Câmeras de segurança da academia registraram o momento em que a barra despenca sobre o tronco da vítima. Mesmo após o impacto, o homem ainda se levantou, mas caiu no chão segundos depois. A Polícia Civil registrou o caso como morte acidental. A vítima frequentava a unidade da RW Academia, no bairro Jardim Atlântico, em Olinda.
De acordo com parentes, o homem era ativo, saudável e praticava atividades físicas com frequência, mas, no momento do acidente, não tinha acompanhamento profissional. Familiares relataram que o exercício exigia a presença de um treinador, principalmente se fosse pesado, e questionaram a falta de supervisão durante a realização do supino.
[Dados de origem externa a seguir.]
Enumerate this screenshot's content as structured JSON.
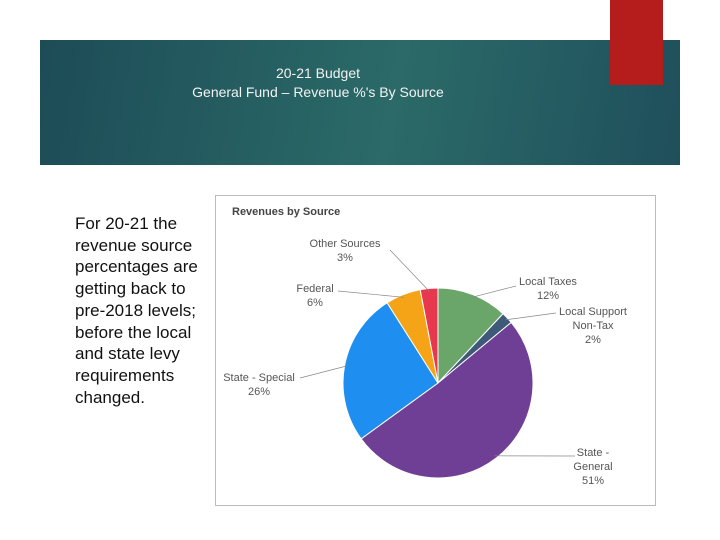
{
  "slide": {
    "title": "20-21 Budget",
    "subtitle": "General Fund – Revenue %'s By Source",
    "body": "For 20-21 the revenue source percentages are getting back to pre-2018 levels; before the local and state levy requirements changed."
  },
  "chart_data": {
    "type": "pie",
    "title": "Revenues by Source",
    "categories": [
      "Local Taxes",
      "Local Support Non-Tax",
      "State - General",
      "State - Special",
      "Federal",
      "Other Sources"
    ],
    "values": [
      12,
      2,
      51,
      26,
      6,
      3
    ],
    "value_labels": [
      "12%",
      "2%",
      "51%",
      "26%",
      "6%",
      "3%"
    ],
    "colors": [
      "#6aa56a",
      "#3f5a78",
      "#6f3f96",
      "#1e8ff0",
      "#f5a418",
      "#e8384f"
    ]
  }
}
Eles afirmam que a academia não dispunha de estrutura de primeiros socorros no momento do incidente.
A vítima deixa filhos e era presidente de uma entidade cultural local, atuando fortemente na tradição do carnaval de Olinda. O Centro Cultural que presidia emitiu nota de pesar, lamentando a perda de uma pessoa importante para a comunidade.
A academia responsável afirmou que prestou atendimento imediato e que a unidade está registrada no conselho profissional correspondente. Também declarou que realiza treinamentos periódicos de primeiros socorros com sua equipe, e que há profissionais formados disponíveis durante todo o horário de funcionamento. Apesar disso, o episódio reacende o debate sobre segurança em academias, especialmente em atividades com pesos livres, e sobre a necessidade de supervisão e melhores protocolos de prevenção para evitar tragédias como essa.